The Montgomery County attorney advised the County Council yesterday that a proposal to restrict the sale of ammunition in an attempt to control handguns is outside council authority and preempted by state law.
The opinion by County Attorney Paul A. McGuckian precedes a public hearing scheduled tonight on the bill, which was proposed by council member David Scull. The meeting, arranged after a packed hearing last month, has drawn 39 speakers opposing the bill and only one supporter--Takoma Park Mayor Sammie Abbott.
The proposal would restrict the sale of bullets and other "fixed ammunition," excluding flares and signal devices, to persons with registered handguns. McGuckian said that's the same thing as requiring registration and that state law preempts localities from regulating the transfer or possession of firearms.
"The General Assembly did not intend to leave with Montgomery County the authority to indirectly legislate a registration requirement for handguns," McGuckian wrote.
Since the opinion is only advisory, the council could still pass the bill, but that now seems unlikely since, if approved, it would almost certainly be immediately challenged in court.
"I just wish he had given us that opinion a month ago and saved the council a lot of hassle," said Scull's legislative aide, Karen A. Orlansky.

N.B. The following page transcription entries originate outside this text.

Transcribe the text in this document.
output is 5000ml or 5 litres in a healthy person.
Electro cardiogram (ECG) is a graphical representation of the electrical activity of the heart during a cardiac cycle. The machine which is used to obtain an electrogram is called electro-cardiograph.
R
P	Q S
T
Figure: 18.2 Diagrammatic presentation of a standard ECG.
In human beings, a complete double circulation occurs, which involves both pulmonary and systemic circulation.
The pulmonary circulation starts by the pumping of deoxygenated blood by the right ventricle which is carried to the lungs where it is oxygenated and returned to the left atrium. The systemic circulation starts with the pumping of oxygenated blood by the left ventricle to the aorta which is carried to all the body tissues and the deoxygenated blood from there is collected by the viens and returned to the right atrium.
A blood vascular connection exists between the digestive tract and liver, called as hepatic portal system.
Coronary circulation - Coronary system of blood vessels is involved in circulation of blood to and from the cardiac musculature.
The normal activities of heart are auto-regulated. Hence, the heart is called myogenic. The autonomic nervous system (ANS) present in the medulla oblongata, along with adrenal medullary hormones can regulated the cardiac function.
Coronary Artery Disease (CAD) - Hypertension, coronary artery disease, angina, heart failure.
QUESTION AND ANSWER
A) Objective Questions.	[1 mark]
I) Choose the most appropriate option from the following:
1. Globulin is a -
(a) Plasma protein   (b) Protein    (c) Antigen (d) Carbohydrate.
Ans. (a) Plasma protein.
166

National Rifle Association members were pleased with the opinion. "I think the poor chap Scull didn't do his homework," said David Marshall, an NRA lobbyist. "If each community had the power to regulate handguns like they regulate the speed limit, we would have a patchwork of legislation. How would the police enforce it?"
Gun control supporters, who saw the Scull bill as an innovative attempt to circumvent the state law, said they were not surprised by the ruling. "The council is pro-handgun control anyway, so we think after the elections it will stand a better chance," said Rex West, field coordinator for the National Coalition to Ban Handguns.
Council members said they expect a large turnout at tonight's hearing in the 1,200-seat auditorium at the Richard Montgomery High School in Rockville, especially since the NRA has mobilized its members through a mass mailing. The council plans to broadcast the hearing into the parking lot outside.
The last attempt by a Montgomery County council to legislate gun control ended 13 years ago in the rejection of a strict registration ordinance, after three days of raucous public hearings packed with gun owners and enthusiasts.